Dabei strahlte Gavin über beide Ohren hinweg und ließ Matthew im Unklaren darüber, ob diese Kampfansage ernst zu nehmen war oder nur scherzhaft ausgesprochen wurde. Seitdem waren sechs Jahre vergangen und während dieser Zeit hatte Matthew nie einen Anlass geboten, aufgrund dessen er sich vor dieser Drohung hätte fürchten müssen.

Doch nun war Matthew derjenige, dessen Herz kurz davorstand, zu zerbrechen.

„Ob Gavin seine Androhung auch zu meinen Gunsten auslegen wird?“, fragte er sich nachdem er ahnte, dass etwas zwischen ihm und Brian im Busch war.

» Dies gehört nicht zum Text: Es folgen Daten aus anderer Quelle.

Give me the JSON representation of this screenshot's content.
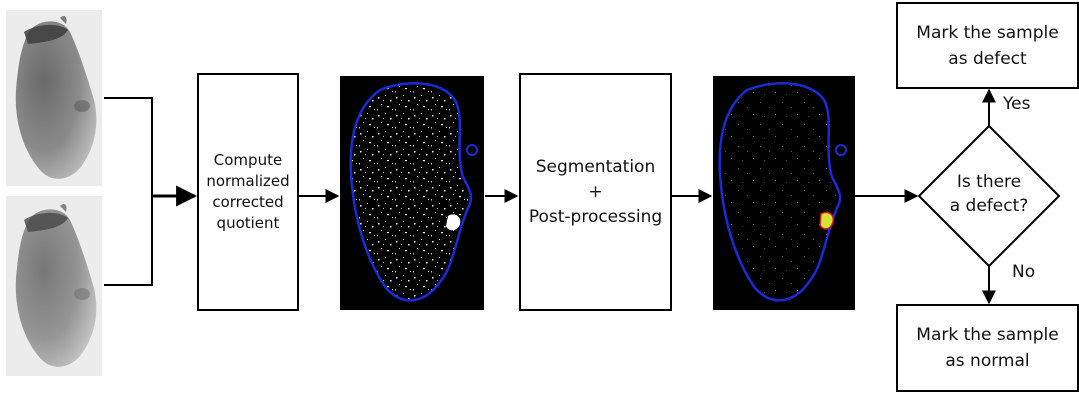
{
  "diagram": {
    "compute_box": {
      "line1": "Compute",
      "line2": "normalized",
      "line3": "corrected",
      "line4": "quotient"
    },
    "segmentation_box": {
      "line1": "Segmentation",
      "line2": "+",
      "line3": "Post-processing"
    },
    "decision": {
      "line1": "Is there",
      "line2": "a defect?"
    },
    "yes_label": "Yes",
    "no_label": "No",
    "defect_box": {
      "line1": "Mark the sample",
      "line2": "as defect"
    },
    "normal_box": {
      "line1": "Mark the sample",
      "line2": "as normal"
    },
    "colors": {
      "outline_blue": "#1a2bd6",
      "defect_yellow": "#d8e03a",
      "defect_red": "#d11e1e"
    }
  }
}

„Lass uns nach Hause fahren!“, forderte Brian seinen Freund auf, der immer noch halbtrunken in der Küche hockte und sich seinen Kopf hielt.

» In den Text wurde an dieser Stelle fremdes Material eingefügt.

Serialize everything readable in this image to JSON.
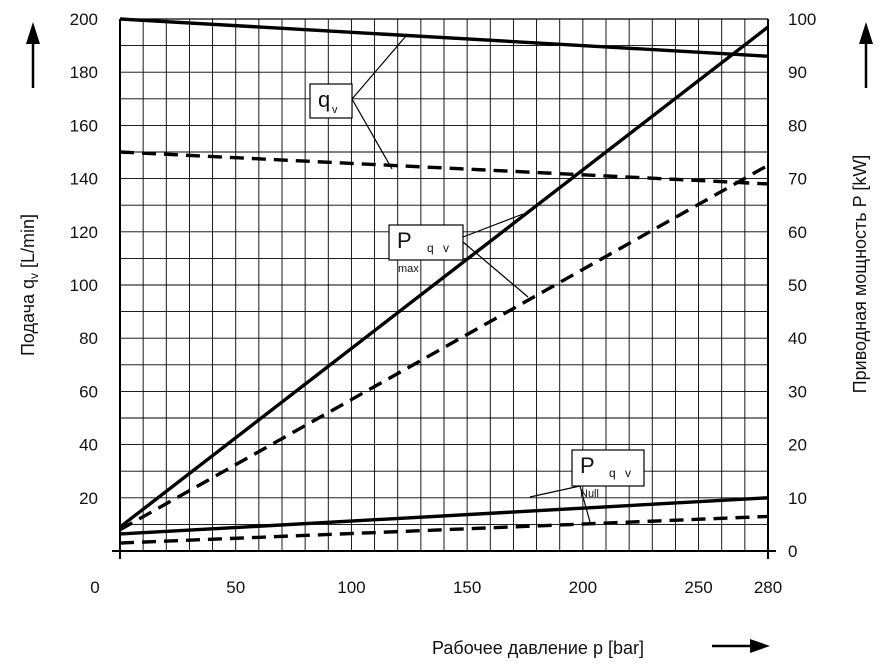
{
  "chart_data": {
    "type": "line",
    "x_axis": {
      "label": "Рабочее давление p [bar]",
      "ticks": [
        0,
        50,
        100,
        150,
        200,
        250,
        280
      ],
      "range": [
        0,
        280
      ],
      "minor_step": 10
    },
    "y_left": {
      "label": "Подача q",
      "label_sub": "v",
      "label_unit": " [L/min]",
      "ticks": [
        20,
        40,
        60,
        80,
        100,
        120,
        140,
        160,
        180,
        200
      ],
      "range": [
        0,
        200
      ],
      "minor_step": 10
    },
    "y_right": {
      "label": "Приводная мощность P [kW]",
      "ticks": [
        0,
        10,
        20,
        30,
        40,
        50,
        60,
        70,
        80,
        90,
        100
      ],
      "range": [
        0,
        100
      ]
    },
    "grid": true,
    "series": [
      {
        "style": "solid",
        "axis": "left",
        "x": [
          0,
          280
        ],
        "y": [
          200,
          186
        ]
      },
      {
        "style": "dashed",
        "axis": "left",
        "x": [
          0,
          280
        ],
        "y": [
          150,
          138
        ]
      },
      {
        "style": "solid",
        "axis": "right",
        "x": [
          0,
          280
        ],
        "y": [
          4.5,
          98.5
        ]
      },
      {
        "style": "dashed",
        "axis": "right",
        "x": [
          0,
          280
        ],
        "y": [
          4,
          72.5
        ]
      },
      {
        "style": "solid",
        "axis": "right",
        "x": [
          0,
          280
        ],
        "y": [
          3.2,
          10
        ]
      },
      {
        "style": "dashed",
        "axis": "right",
        "x": [
          0,
          280
        ],
        "y": [
          1.5,
          6.5
        ]
      }
    ],
    "annotations": {
      "qv": {
        "main": "q",
        "sub": "v"
      },
      "pmax": {
        "main": "P",
        "idx": "q v",
        "sub": "max"
      },
      "pnull": {
        "main": "P",
        "idx": "q v",
        "sub": "Null"
      }
    }
  }
}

Matthew und Brian wohnten zusammen in einem Apartment in Dartford, welches sie zwei Jahre zuvor bezogen hatten. Aufgrund der hohen Mieten waren sie gezwungen gewesen, ihren Wunsch, in London leben zu wollen, aufzugeben. Daher hatten sie beschlossen, auf eine Stadt auszuweichen, die eine Verkürzung ihrer Wegstrecke versprach. Alle, die Matthew und Brian kannten, hielten sie für ein hübsch anzusehendes Paar, dass unsterblich ineinander verliebt war. Beide maßen um die eins achtzig, waren durch und durch trainiert und galten als auffallend gutausstehend. Attribute, aufgrund dessen sie gut zueinander passten und sämtliche Blicke auf sich zogen, egal wo sie gemeinsam auftraten. Brian hatte pechschwarze Locken und Matthew eine blonde unbändige Löwenmähne, die er für gewöhnlich kurz trug. Aufgrund ihrer Gegensätze, die sich in ihrem Äußeren wie auch charakterlich zeigten, hatten sie sich gegenseitig wie zwei Magnete angezogen und sich daraufhin untrennbar miteinander vereint. So hatte es Matthew jedenfalls immer empfunden.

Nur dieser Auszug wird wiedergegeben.